Literature DB >> 23251230

Optimization and implementation of scaling-free CORDIC-based direct digital frequency synthesizer for body care area network systems.

Ying-Shen Juang1, Lu-Ting Ko, Jwu-E Chen, Tze-Yun Sung, Hsi-Chin Hsin.   

Abstract

Coordinate rotation digital computer (CORDIC) is an efficient algorithm for computations of trigonometric functions. Scaling-free-CORDIC is one of the famous CORDIC implementations with advantages of speed and area. In this paper, a novel direct digital frequency synthesizer (DDFS) based on scaling-free CORDIC is presented. The proposed multiplier-less architecture with small ROM and pipeline data path has advantages of high data rate, high precision, high performance, and less hardware cost.
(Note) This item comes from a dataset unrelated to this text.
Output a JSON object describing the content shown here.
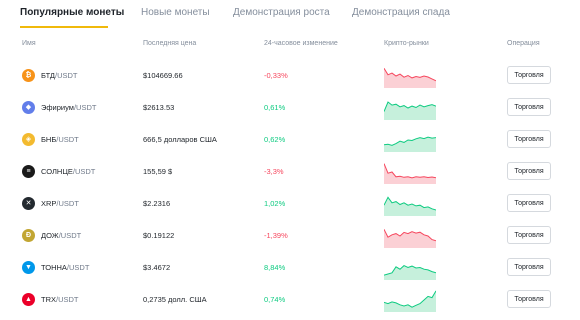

The design procedure with performance and hardware analysis for optimization has also been given. It is verified by Matlab simulations and then implemented with field programmable gate array (FPGA) by Verilog. The spurious-free dynamic range (SFDR) is over 86.85 dBc, and the signal-to-noise ratio (SNR) is more than 81.12 dB. The scaling-free CORDIC-based architecture is suitable for VLSI implementations for the DDFS applications in terms of hardware cost, power consumption, SNR, and SFDR. The proposed DDFS is very suitable for medical instruments and body care area network systems.

Entities:  

Mesh:

Year:  2012        PMID: 23251230      PMCID: PMC3501827          DOI: 10.1155/2012/651564

Source DB:  PubMed          Journal:  Comput Math Methods Med        ISSN: 1748-670X            Impact factor:   2.238


1. Introduction

Direct digital frequency synthesizer (DDFS) has been widely used in the modern communication systems. DDFS is preferable to the classical phase-locked-loop- (PLL-) based synthesizer in terms of switching speed, frequency resolution, and phase noise, which are beneficial to the high-performance communication systems. Figure 1 depicts the conventional DDFS architecture [1], which consists of a phase accumulator, a sine/cosine generator, a digital-to-analog converter (DAC), and a low-pass filter (LPF). As noted, two inputs: the reference clock and the frequency control word (FCW) are used; the phase accumulator integrates FCW to produce an angle in the interval of [0,2π), and the sine/cosine generator computes the sinusoidal values. In practice, the sine/cosine generator is implemented digitally, and thus followed by digital-to-analog conversion and low-pass filtering for analogue outputs. Such systems can be applied in many fields, especially in industrial, biological, and medical applications [2-4].
Figure 1

The conventional DDFS architecture.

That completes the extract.